I have analyzed many image datasets and special support is given for quantized image feature representations, primarily SIFT (scale invariant feature transform). The existing methods allow for easy and fast quantization of the feature space and codebook creation and use. Color information in shape of binned color histograms is also easily attainable.

Many instance selection / data reduction methods are provided: INSIGHT, CNN, GCNN, IPT_RT3, ENN, RNNR and Random.

I have done lots of work on data classification and the following classifiers are currently available in the library: kNN, dw-kNN, FNN, LSM, Naïve Bayes, KNNNB, LWNB, ID3, AKNN, PKNN, HIKNN, NHBNN, ANHBNN, h-FNN, hw-kNN, NWKNN, CBW-kNN. More will be implemented soon and I also intend to provide the wrappers for WEKA classifiers, so that those can be included in the comparisons.

Classifier comparison and evaluation is usually done via 10-times 10-fold cross validation, which is fully supported in Hub Miner with automatic statistical comparisons via the corrected re-sampled t-test. Precision, recall, accuracy, F-score (micro and macro-averaged) and the Matthews correlation coefficient are measured. I will soon add a GUI that controls the comparisons, but they are currently run from configuration files and I will give You an example of one such experimental run:

Each algorithm (training/testing) is executed in a separate thread, in parallel over the same dataset. The distance matrix and the neighbor sets are calculated ONCE in the beginning, in several threads -> and then dynamically set/updated for each individual fold. The neighbor sets are calculated for a slightly higher k in the beginning, so that only few new lookups need to be done during the cross-validation. The cross-validation procedure supports many things, including: secondary distances, instance selection, various feature normalizations, adding noise to feature values, adding mislabeling to the data (using the mislabeled array for training and the original labels for testing). The distance matrix for each metric and each normalization on a particular dataset is persisted to the disk and loaded instead of calculated the next time the classification on that dataset with the same parameters is invoked. The user can define a range of neighborhood sizes.

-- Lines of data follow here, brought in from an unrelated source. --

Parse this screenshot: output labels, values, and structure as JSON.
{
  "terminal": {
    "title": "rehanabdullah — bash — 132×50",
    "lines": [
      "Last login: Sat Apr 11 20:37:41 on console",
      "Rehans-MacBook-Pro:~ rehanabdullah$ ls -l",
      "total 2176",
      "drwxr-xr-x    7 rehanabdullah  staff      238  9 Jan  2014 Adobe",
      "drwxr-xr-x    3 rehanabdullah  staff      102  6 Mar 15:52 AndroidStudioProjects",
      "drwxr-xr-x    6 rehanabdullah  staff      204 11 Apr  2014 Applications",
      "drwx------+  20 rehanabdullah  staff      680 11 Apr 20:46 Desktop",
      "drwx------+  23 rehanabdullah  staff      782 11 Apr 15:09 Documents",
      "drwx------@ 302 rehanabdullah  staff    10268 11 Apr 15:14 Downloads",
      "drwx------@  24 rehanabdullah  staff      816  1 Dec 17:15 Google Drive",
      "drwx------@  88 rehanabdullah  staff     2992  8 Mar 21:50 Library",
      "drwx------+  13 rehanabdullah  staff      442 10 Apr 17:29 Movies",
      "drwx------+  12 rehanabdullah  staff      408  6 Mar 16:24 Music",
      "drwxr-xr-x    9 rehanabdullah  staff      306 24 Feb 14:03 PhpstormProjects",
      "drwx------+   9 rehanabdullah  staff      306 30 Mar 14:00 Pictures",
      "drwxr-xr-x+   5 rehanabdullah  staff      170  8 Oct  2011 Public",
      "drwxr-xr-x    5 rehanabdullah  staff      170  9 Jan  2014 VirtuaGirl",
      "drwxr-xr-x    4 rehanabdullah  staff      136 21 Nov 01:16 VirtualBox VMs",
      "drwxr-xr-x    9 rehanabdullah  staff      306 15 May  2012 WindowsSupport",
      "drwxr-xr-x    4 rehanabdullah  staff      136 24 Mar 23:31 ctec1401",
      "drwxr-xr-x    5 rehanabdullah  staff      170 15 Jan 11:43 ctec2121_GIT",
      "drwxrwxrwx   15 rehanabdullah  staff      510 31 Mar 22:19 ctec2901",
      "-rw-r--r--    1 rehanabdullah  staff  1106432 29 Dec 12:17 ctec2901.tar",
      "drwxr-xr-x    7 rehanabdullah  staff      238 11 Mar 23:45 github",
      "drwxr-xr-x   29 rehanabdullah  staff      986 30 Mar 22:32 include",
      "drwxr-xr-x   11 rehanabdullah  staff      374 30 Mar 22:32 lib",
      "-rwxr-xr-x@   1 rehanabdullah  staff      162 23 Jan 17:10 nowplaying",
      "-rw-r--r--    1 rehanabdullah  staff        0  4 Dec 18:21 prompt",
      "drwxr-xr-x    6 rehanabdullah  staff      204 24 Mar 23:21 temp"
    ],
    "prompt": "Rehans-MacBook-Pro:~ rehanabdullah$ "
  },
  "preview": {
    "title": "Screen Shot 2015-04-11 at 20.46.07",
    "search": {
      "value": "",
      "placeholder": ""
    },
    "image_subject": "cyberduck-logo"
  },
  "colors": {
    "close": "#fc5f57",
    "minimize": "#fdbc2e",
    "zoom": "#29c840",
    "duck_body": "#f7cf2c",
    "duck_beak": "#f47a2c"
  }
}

Classification is not the only thing supported by Hub Miner, as it includes an extensive library for clustering. The following clustering methods are currently supported: K-means, K-means++, K-means pruning, K-harmonic means, K-medoids, Kernel K-means, Agglomerative clustering, DBScan, GKH, GHPC, GHPKM, Kernel-GHPKM. Evaluating clustering performance is not an easy task and many clustering quality indices are implemented and available: Silhouette index, Dunn index, Davies-Bouldin index, SD index, RS index, Entropy (non-homogeneity), Rand index (stability), Goodman-Kruskal index, Jaccard index, Isolation index, C-index, Total squared error. Visualization of the clustering progress is also possible for some methods:

The topic of my PhD was "The Role of Hubness in High-dimensional Data Analysis" and there exist many classes in Hub Miner for analyzing and tracking hubness of the data. A GUI that allows for easy visualization of the influence of major data hubs has recently been released: Image Hub Explorer.

Hub Miner has some support for structured data, including basic graph and network mining / analysis tools.

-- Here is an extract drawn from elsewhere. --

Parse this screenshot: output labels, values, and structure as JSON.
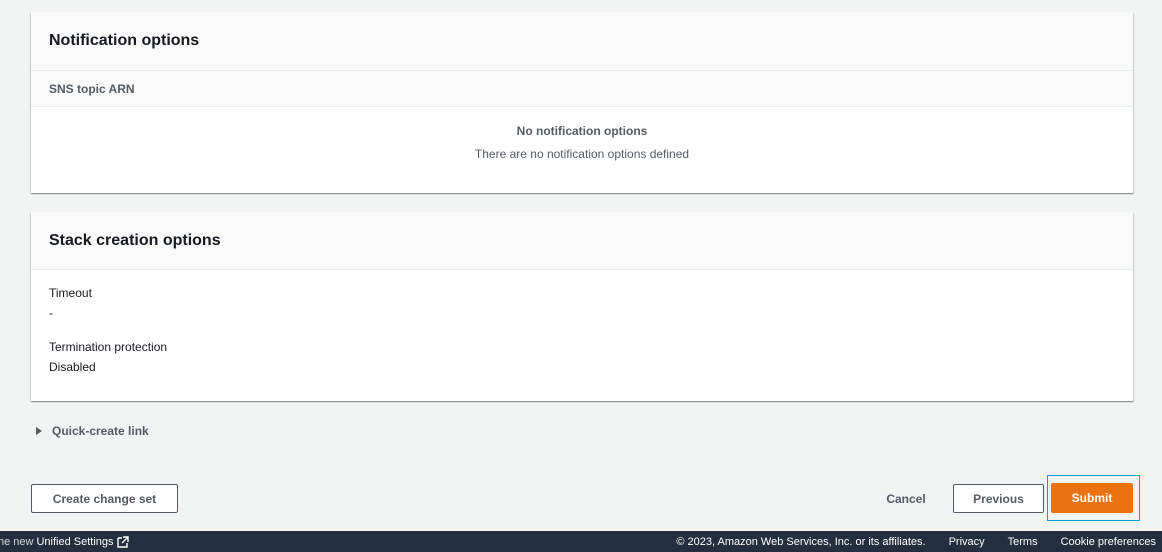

Additionally, several stochastic optimization techniques are provided, including several genetic algorithms, simulated annealing, stochastic hill climbing, particle swarm optimization, etc. I was always very fond of biologically-inspired techniques, as I used to practice biology before studying computer science and mathematics.

As for scalability and approximate kNN set calculations, an algorithm that uses recursive Lanczos bisections for constructing the approximate kNN graph is implemented, but I also intend to add various locality sensitive hashing (LSH) techniques that will hopefully further improve the scalability of the system.